Roles of histone H3.5 in human spermatogenesis and spermatogenic disorders

Histone H3.5 (H3.5) is a newly identified histone variant highly expressed in the human testis. We have reported the crystal structure, instability of the H3.5 nucleosome and accumulation around transcription start sites, mainly in primary spermatocytes, but its role in human spermatogenesis remains poorly understood. Testicular biopsy specimens from 30 men (mean age: 35 years) with non-obstructive azoospermia (NOA) who underwent microdissection testicular sperm extraction and 23 men with obstructive azoospermia (OA) were included.

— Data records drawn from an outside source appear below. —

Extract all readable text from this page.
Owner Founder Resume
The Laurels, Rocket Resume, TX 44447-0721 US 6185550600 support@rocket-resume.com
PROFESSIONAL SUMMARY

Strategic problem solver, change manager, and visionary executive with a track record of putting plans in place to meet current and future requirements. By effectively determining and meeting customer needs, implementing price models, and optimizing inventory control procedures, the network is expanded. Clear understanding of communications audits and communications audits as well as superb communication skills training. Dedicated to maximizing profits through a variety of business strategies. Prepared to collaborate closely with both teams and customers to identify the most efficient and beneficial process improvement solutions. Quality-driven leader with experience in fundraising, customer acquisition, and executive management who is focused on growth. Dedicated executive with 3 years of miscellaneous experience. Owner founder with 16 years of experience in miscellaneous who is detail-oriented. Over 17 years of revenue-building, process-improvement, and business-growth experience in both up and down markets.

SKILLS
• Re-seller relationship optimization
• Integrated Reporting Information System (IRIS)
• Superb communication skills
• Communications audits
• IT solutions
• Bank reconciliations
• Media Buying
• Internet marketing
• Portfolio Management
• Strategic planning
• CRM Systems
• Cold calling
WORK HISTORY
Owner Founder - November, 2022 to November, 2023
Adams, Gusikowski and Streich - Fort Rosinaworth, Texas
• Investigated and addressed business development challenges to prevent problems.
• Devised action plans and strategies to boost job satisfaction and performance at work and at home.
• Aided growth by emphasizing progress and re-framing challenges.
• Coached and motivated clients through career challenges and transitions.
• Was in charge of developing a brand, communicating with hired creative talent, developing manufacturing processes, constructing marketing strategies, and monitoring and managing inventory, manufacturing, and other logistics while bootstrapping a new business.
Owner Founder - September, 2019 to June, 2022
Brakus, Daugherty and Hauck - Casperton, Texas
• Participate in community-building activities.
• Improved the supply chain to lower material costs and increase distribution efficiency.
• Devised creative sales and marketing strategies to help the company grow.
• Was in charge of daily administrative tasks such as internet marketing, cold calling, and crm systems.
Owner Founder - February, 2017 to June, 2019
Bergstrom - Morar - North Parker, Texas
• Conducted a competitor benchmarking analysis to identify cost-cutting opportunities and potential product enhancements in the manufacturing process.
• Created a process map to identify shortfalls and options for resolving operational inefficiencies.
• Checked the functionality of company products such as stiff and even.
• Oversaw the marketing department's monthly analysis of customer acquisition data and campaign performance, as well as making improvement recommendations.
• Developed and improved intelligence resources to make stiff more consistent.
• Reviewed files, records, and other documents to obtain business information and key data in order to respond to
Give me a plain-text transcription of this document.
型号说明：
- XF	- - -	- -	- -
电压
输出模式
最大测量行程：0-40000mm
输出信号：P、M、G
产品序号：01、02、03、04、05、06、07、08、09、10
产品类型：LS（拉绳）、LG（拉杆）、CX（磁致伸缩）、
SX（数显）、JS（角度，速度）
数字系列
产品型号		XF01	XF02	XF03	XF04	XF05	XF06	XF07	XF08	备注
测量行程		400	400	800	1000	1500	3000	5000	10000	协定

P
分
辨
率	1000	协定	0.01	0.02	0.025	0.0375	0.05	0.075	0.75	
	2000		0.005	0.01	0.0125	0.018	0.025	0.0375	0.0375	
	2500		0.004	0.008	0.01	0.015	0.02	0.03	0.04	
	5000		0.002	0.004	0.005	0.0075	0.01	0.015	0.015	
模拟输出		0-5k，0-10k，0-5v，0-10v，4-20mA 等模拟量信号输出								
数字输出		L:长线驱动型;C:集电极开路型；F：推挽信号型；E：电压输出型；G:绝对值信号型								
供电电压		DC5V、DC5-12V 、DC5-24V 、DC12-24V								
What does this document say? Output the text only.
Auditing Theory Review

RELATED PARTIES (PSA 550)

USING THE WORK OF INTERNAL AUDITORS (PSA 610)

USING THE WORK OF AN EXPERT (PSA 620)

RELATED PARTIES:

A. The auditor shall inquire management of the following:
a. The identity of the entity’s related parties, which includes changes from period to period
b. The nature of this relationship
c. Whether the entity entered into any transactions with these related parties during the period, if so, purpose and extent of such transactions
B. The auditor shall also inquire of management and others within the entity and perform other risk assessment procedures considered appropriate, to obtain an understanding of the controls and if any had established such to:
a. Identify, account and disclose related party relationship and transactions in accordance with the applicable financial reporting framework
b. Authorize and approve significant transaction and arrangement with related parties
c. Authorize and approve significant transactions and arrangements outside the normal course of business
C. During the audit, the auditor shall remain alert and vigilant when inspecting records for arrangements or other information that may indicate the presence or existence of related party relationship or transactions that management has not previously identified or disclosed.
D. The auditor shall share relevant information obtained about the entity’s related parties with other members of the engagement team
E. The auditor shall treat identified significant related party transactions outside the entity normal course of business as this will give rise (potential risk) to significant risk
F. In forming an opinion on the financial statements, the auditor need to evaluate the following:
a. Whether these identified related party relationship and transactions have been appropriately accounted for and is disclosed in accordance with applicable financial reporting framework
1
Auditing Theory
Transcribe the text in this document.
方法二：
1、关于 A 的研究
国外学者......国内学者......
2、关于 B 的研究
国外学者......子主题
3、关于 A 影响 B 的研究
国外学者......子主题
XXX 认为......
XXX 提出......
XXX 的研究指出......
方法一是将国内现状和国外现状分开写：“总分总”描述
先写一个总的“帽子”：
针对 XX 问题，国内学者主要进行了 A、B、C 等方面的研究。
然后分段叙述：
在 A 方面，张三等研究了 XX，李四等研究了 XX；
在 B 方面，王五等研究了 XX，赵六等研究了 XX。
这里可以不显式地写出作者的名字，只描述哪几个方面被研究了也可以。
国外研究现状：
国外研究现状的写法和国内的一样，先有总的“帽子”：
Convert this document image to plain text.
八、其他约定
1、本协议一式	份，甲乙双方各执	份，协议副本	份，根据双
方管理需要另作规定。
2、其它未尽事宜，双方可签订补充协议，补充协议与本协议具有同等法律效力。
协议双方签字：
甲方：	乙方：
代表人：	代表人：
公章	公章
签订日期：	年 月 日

An H3.5-specific mouse monoclonal antibody recognizing an H3.5-specific synthetic peptide was generated, and immunohistological staining for H3.5 and proliferating cell nuclear antigen (PCNA) was performed on Bouin's solution-fixed sections. Expression and localization of H3.5 were compared with patient background, germinal stage, and PCNA expression. In testes of patients with normal spermatogenesis, differentially expressed H3.5 was specifically localized in either spermatogonia or preleptotene/leptotene-stage primary spermatocytes, especially during germinal stages VI–X. In NOA testes, mRNA expression of H3.5 (H3F3C) was significantly reduced compared with other H3 histone family members, and expression of H3.5 was significantly lower than that in OA. Additionally, the number of H3.5-positive germ cells was higher in hypospermatogenesis or late maturation arrest than in early maturation arrest in NOA testes (p < 0.01). A significant positive correlation was observed between H3.5 and PCNA expression (p < 0.05) but not TUNEL-positive cells, and expression of H3.5 was enhanced after hCG-based salvage hormonal therapy. Different from other testis-specific histones, which are often expressed during the histone-to-protamine transition during meiosis, H3.5 was expressed mainly in immature germ cells. H3.5 may play roles in DNA synthesis, but not apoptosis, and its expression is regulated by gonadotropins, indicating that such epigenetic regulations are important in normal spermatogenesis and spermatogenic disorders.